6 – Les inégalités de genres
68% des marques de fast fashion ne maintiennent pas l’égalité des sexes dans les sites de production selon le rapport publié par Ethical Fashion en 2019. Parmi le nombre total faisant état de la main d’oeuvre de l’industrie textile dans le monde, 80% sont des femmes comme le souligne Fashion Checker. Une part importante directement liée aux conditions déplorables qui sévissent dans le milieu. « Les femmes peuvent être traitées comme des marionnettes tandis qu’on ne se permet pas de traiter les hommes de la même manière. Les gérants n’écoutent pas nos revendications mais celles des hommes doivent être traitées avec considération. Cela fait que peu d’hommes sont employés. », déclarait une travailleuse bangladaise au site tenu par Clean Clothes Campaign. Outre les inégalités de salaires ancrées dans le paysage depuis un certain temps, les travailleuses doivent également faire face aux violences verbales, physiques et sexuelles.
7 – Le greenwashing
Enfin, le greenwashing ou comment se racheter une conscience écologique à renfort de coups marketings, est un des outils préférés des géants de la fast fashion.
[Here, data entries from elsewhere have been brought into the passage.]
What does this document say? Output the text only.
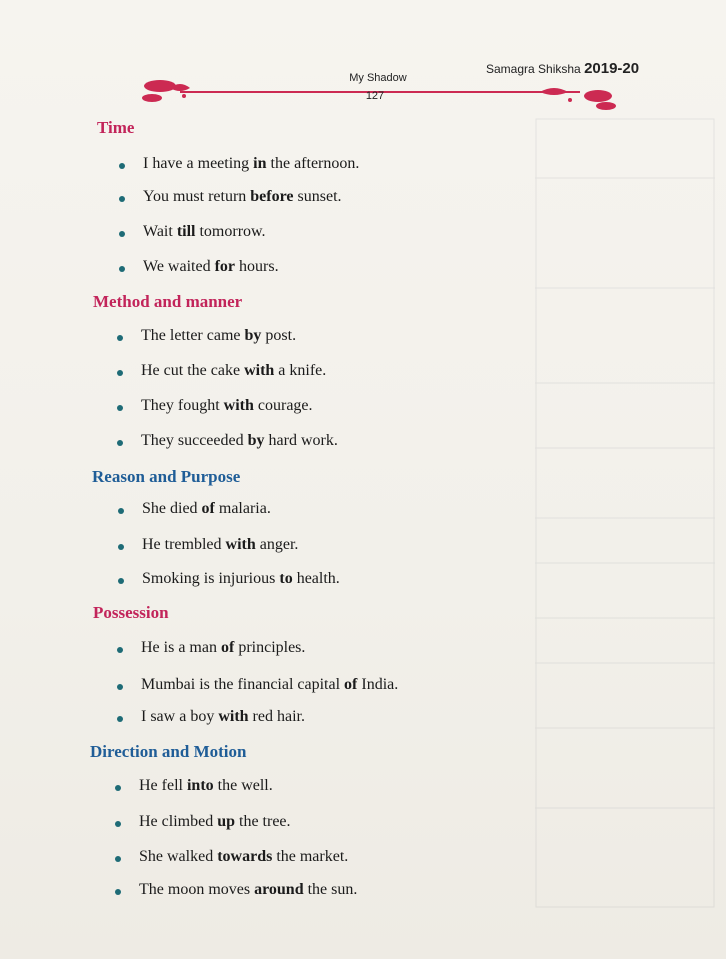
Samagra Shiksha 2019-20
My Shadow
127
Time
I have a meeting in the afternoon.
You must return before sunset.
Wait till tomorrow.
We waited for hours.
Method and manner
The letter came by post.
He cut the cake with a knife.
They fought with courage.
They succeeded by hard work.
Reason and Purpose
She died of malaria.
He trembled with anger.
Smoking is injurious to health.
Possession
He is a man of principles.
Mumbai is the financial capital of India.
I saw a boy with red hair.
Direction and Motion
He fell into the well.
He climbed up the tree.
She walked towards the market.
The moon moves around the sun.
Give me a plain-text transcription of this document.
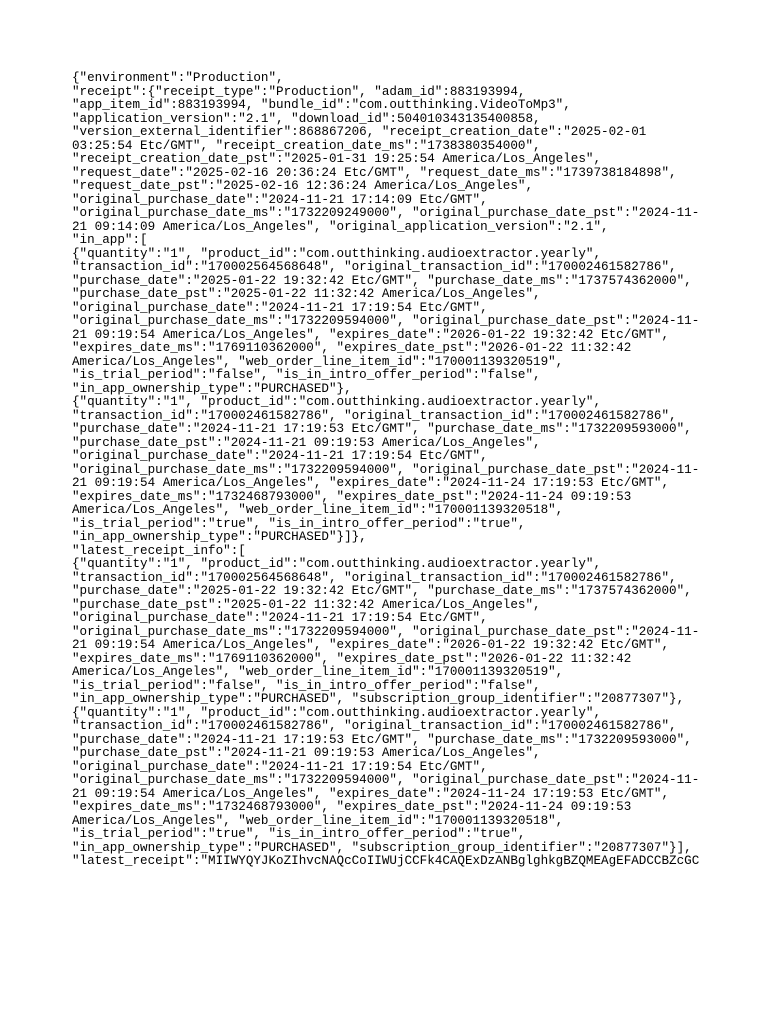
{"environment":"Production",
"receipt":{"receipt_type":"Production", "adam_id":883193994,
"app_item_id":883193994, "bundle_id":"com.outthinking.VideoToMp3",
"application_version":"2.1", "download_id":504010343135400858,
"version_external_identifier":868867206, "receipt_creation_date":"2025-02-01
03:25:54 Etc/GMT", "receipt_creation_date_ms":"1738380354000",
"receipt_creation_date_pst":"2025-01-31 19:25:54 America/Los_Angeles",
"request_date":"2025-02-16 20:36:24 Etc/GMT", "request_date_ms":"1739738184898",
"request_date_pst":"2025-02-16 12:36:24 America/Los_Angeles",
"original_purchase_date":"2024-11-21 17:14:09 Etc/GMT",
"original_purchase_date_ms":"1732209249000", "original_purchase_date_pst":"2024-11-
21 09:14:09 America/Los_Angeles", "original_application_version":"2.1",
"in_app":[
{"quantity":"1", "product_id":"com.outthinking.audioextractor.yearly",
"transaction_id":"170002564568648", "original_transaction_id":"170002461582786",
"purchase_date":"2025-01-22 19:32:42 Etc/GMT", "purchase_date_ms":"1737574362000",
"purchase_date_pst":"2025-01-22 11:32:42 America/Los_Angeles",
"original_purchase_date":"2024-11-21 17:19:54 Etc/GMT",
"original_purchase_date_ms":"1732209594000", "original_purchase_date_pst":"2024-11-
21 09:19:54 America/Los_Angeles", "expires_date":"2026-01-22 19:32:42 Etc/GMT",
"expires_date_ms":"1769110362000", "expires_date_pst":"2026-01-22 11:32:42
America/Los_Angeles", "web_order_line_item_id":"170001139320519",
"is_trial_period":"false", "is_in_intro_offer_period":"false",
"in_app_ownership_type":"PURCHASED"},
{"quantity":"1", "product_id":"com.outthinking.audioextractor.yearly",
"transaction_id":"170002461582786", "original_transaction_id":"170002461582786",
"purchase_date":"2024-11-21 17:19:53 Etc/GMT", "purchase_date_ms":"1732209593000",
"purchase_date_pst":"2024-11-21 09:19:53 America/Los_Angeles",
"original_purchase_date":"2024-11-21 17:19:54 Etc/GMT",
"original_purchase_date_ms":"1732209594000", "original_purchase_date_pst":"2024-11-
21 09:19:54 America/Los_Angeles", "expires_date":"2024-11-24 17:19:53 Etc/GMT",
"expires_date_ms":"1732468793000", "expires_date_pst":"2024-11-24 09:19:53
America/Los_Angeles", "web_order_line_item_id":"170001139320518",
"is_trial_period":"true", "is_in_intro_offer_period":"true",
"in_app_ownership_type":"PURCHASED"}]},
"latest_receipt_info":[
{"quantity":"1", "product_id":"com.outthinking.audioextractor.yearly",
"transaction_id":"170002564568648", "original_transaction_id":"170002461582786",
"purchase_date":"2025-01-22 19:32:42 Etc/GMT", "purchase_date_ms":"1737574362000",
"purchase_date_pst":"2025-01-22 11:32:42 America/Los_Angeles",
"original_purchase_date":"2024-11-21 17:19:54 Etc/GMT",
"original_purchase_date_ms":"1732209594000", "original_purchase_date_pst":"2024-11-
21 09:19:54 America/Los_Angeles", "expires_date":"2026-01-22 19:32:42 Etc/GMT",
"expires_date_ms":"1769110362000", "expires_date_pst":"2026-01-22 11:32:42
America/Los_Angeles", "web_order_line_item_id":"170001139320519",
"is_trial_period":"false", "is_in_intro_offer_period":"false",
"in_app_ownership_type":"PURCHASED", "subscription_group_identifier":"20877307"},
{"quantity":"1", "product_id":"com.outthinking.audioextractor.yearly",
"transaction_id":"170002461582786", "original_transaction_id":"170002461582786",
"purchase_date":"2024-11-21 17:19:53 Etc/GMT", "purchase_date_ms":"1732209593000",
"purchase_date_pst":"2024-11-21 09:19:53 America/Los_Angeles",
"original_purchase_date":"2024-11-21 17:19:54 Etc/GMT",
"original_purchase_date_ms":"1732209594000", "original_purchase_date_pst":"2024-11-
21 09:19:54 America/Los_Angeles", "expires_date":"2024-11-24 17:19:53 Etc/GMT",
"expires_date_ms":"1732468793000", "expires_date_pst":"2024-11-24 09:19:53
America/Los_Angeles", "web_order_line_item_id":"170001139320518",
"is_trial_period":"true", "is_in_intro_offer_period":"true",
"in_app_ownership_type":"PURCHASED", "subscription_group_identifier":"20877307"}],
"latest_receipt":"MIIWYQYJKoZIhvcNAQcCoIIWUjCCFk4CAQExDzANBglghkgBZQMEAgEFADCCBZcGC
L’enjeu environnemental intéresse la Gen Z, pourtant pleine de contradictions. Certaines enseignes de fast fashion ont mis en place des programmes de recyclage qui offrent aux clients une remise en magasin en échange de leurs vêtements usagés. Selon le magazine Peppermint, moins de 11 % des marques mettent en place des stratégies de recyclage pour leurs articles. Autre levier de communication pour les acteurs du secteur : l’utilisation de tissus « biologiques ». Poudre aux yeux quand on sait qu’un tote bag, accessoire imaginé comme alternative au sac plastique, doit être utilisé 7000 fois pour compenser l’impact global de sa production, et jusqu’à 20 000 fois s’il est en coton bio.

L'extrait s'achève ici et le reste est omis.